Ein Crash mit Ansage
Dass bei Wirecard nicht alles in Ordnung ist, musste eigentlich jedem Anleger irgendwann klar sein. Schließlich kamen die Anschuldigungen von sehr unterschiedlichen Seiten und die Ungereimtheiten häuften sich. Für mich war daher die zentrale Frage, ob sich der Schaden im Millionen- oder Milliardenbereich bewegen würde. Im ersten Fall würde Wirecard mit einem blauen Auge davonkommen und könnte nach einigen Aufräumarbeiten den Wachstumskurs unbeirrt fortsetzen.
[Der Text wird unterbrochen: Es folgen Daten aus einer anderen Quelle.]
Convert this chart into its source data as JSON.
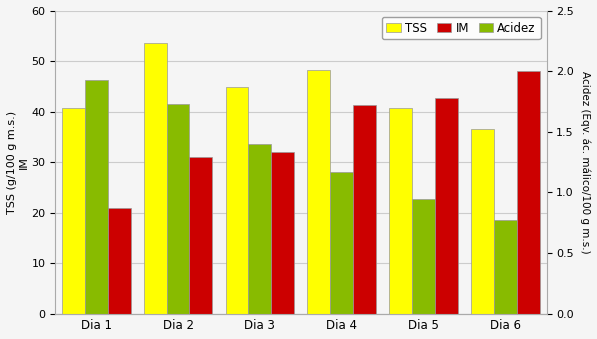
{
  "categories": [
    "Dia 1",
    "Dia 2",
    "Dia 3",
    "Dia 4",
    "Dia 5",
    "Dia 6"
  ],
  "TSS": [
    40.7,
    53.7,
    45.0,
    48.3,
    40.7,
    36.5
  ],
  "IM": [
    21.0,
    31.0,
    32.0,
    41.3,
    42.7,
    48.0
  ],
  "Acidez": [
    46.3,
    41.6,
    33.6,
    28.0,
    22.7,
    18.5
  ],
  "color_TSS": "#FFFF00",
  "color_IM": "#CC0000",
  "color_Acidez": "#88BB00",
  "bar_edge_color": "#999999",
  "ylim_left": [
    0,
    60
  ],
  "ylim_right": [
    0,
    2.5
  ],
  "yticks_left": [
    0,
    10,
    20,
    30,
    40,
    50,
    60
  ],
  "yticks_right": [
    0.0,
    0.5,
    1.0,
    1.5,
    2.0,
    2.5
  ],
  "ylabel_left": "TSS (g/100 g m.s.)\nIM",
  "ylabel_right": "Acidez (Eqv. ác. málico/100 g m.s.)",
  "legend_labels": [
    "TSS",
    "IM",
    "Acidez"
  ],
  "background_color": "#f5f5f5",
  "grid_color": "#cccccc",
  "bar_width": 0.28
}
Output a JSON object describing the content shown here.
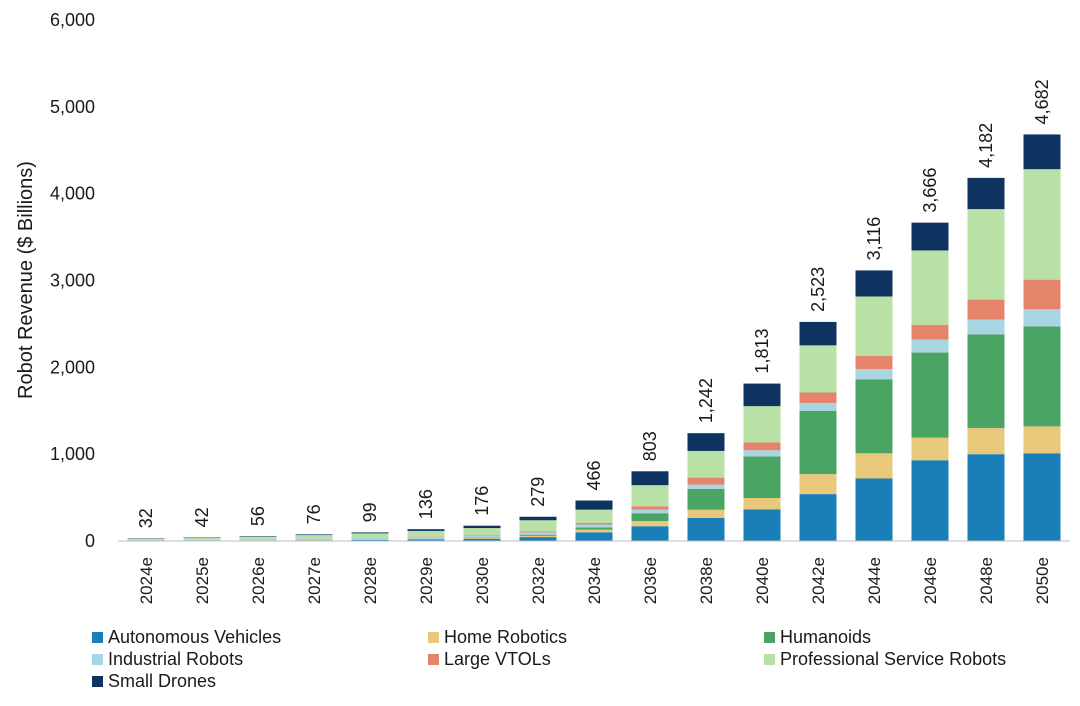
{
  "chart_data": {
    "type": "bar",
    "stacked": true,
    "title": "",
    "xlabel": "",
    "ylabel": "Robot Revenue ($ Billions)",
    "ylim": [
      0,
      6000
    ],
    "yticks": [
      0,
      1000,
      2000,
      3000,
      4000,
      5000,
      6000
    ],
    "ytick_labels": [
      "0",
      "1,000",
      "2,000",
      "3,000",
      "4,000",
      "5,000",
      "6,000"
    ],
    "categories": [
      "2024e",
      "2025e",
      "2026e",
      "2027e",
      "2028e",
      "2029e",
      "2030e",
      "2032e",
      "2034e",
      "2036e",
      "2038e",
      "2040e",
      "2042e",
      "2044e",
      "2046e",
      "2048e",
      "2050e"
    ],
    "totals": [
      32,
      42,
      56,
      76,
      99,
      136,
      176,
      279,
      466,
      803,
      1242,
      1813,
      2523,
      3116,
      3666,
      4182,
      4682
    ],
    "total_labels": [
      "32",
      "42",
      "56",
      "76",
      "99",
      "136",
      "176",
      "279",
      "466",
      "803",
      "1,242",
      "1,813",
      "2,523",
      "3,116",
      "3,666",
      "4,182",
      "4,682"
    ],
    "series": [
      {
        "name": "Autonomous Vehicles",
        "color": "#1a7fb8",
        "values": [
          2,
          3,
          5,
          8,
          12,
          18,
          26,
          45,
          100,
          170,
          265,
          365,
          540,
          720,
          930,
          1000,
          1010
        ]
      },
      {
        "name": "Home Robotics",
        "color": "#e8c87a",
        "values": [
          1,
          1,
          2,
          3,
          4,
          6,
          8,
          14,
          30,
          60,
          95,
          130,
          230,
          290,
          260,
          300,
          310
        ]
      },
      {
        "name": "Humanoids",
        "color": "#4aa564",
        "values": [
          0,
          0,
          1,
          1,
          2,
          3,
          5,
          10,
          25,
          90,
          240,
          480,
          730,
          850,
          980,
          1080,
          1150
        ]
      },
      {
        "name": "Industrial Robots",
        "color": "#a8d5e2",
        "values": [
          12,
          14,
          16,
          18,
          20,
          22,
          25,
          30,
          35,
          40,
          50,
          70,
          90,
          120,
          150,
          170,
          200
        ]
      },
      {
        "name": "Large VTOLs",
        "color": "#e5846a",
        "values": [
          0,
          0,
          0,
          1,
          2,
          3,
          5,
          10,
          20,
          40,
          80,
          90,
          120,
          150,
          170,
          230,
          340
        ]
      },
      {
        "name": "Professional Service Robots",
        "color": "#b9e0a5",
        "values": [
          13,
          19,
          26,
          37,
          48,
          64,
          80,
          130,
          151,
          243,
          307,
          418,
          543,
          686,
          856,
          1042,
          1272
        ]
      },
      {
        "name": "Small Drones",
        "color": "#0e3360",
        "values": [
          4,
          5,
          6,
          8,
          11,
          20,
          27,
          40,
          105,
          160,
          205,
          260,
          270,
          300,
          320,
          360,
          400
        ]
      }
    ],
    "legend_position": "bottom",
    "grid": false
  }
}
Nun scheint es doch eher um Milliarden zu gehen. Bei mir schrillten alle Alarmglocken, als anscheinend geheimdienstlich arbeitende Privatdetektive auf Journalisten verschiedener Medien, einschließlich des FINANCE-Magazins, angesetzt wurden. Das machte auf mich den Eindruck, dass doch wesentlich mehr dahintersteckt. Jetzt haben wir also das Desaster. Die Vorwürfe rund um Bilanzunregelmäßigkeiten sind nun derart groß, dass der Kurs am 18. Juni zeitweise um mehr als zwei Drittel einbrach.
So übel hat es Besitzer eines DAX-ETF natürlich nicht getroffen, aber Wirecard war der Hauptgrund, warum es der Index an diesem Tag nicht ins Plus geschafft hat.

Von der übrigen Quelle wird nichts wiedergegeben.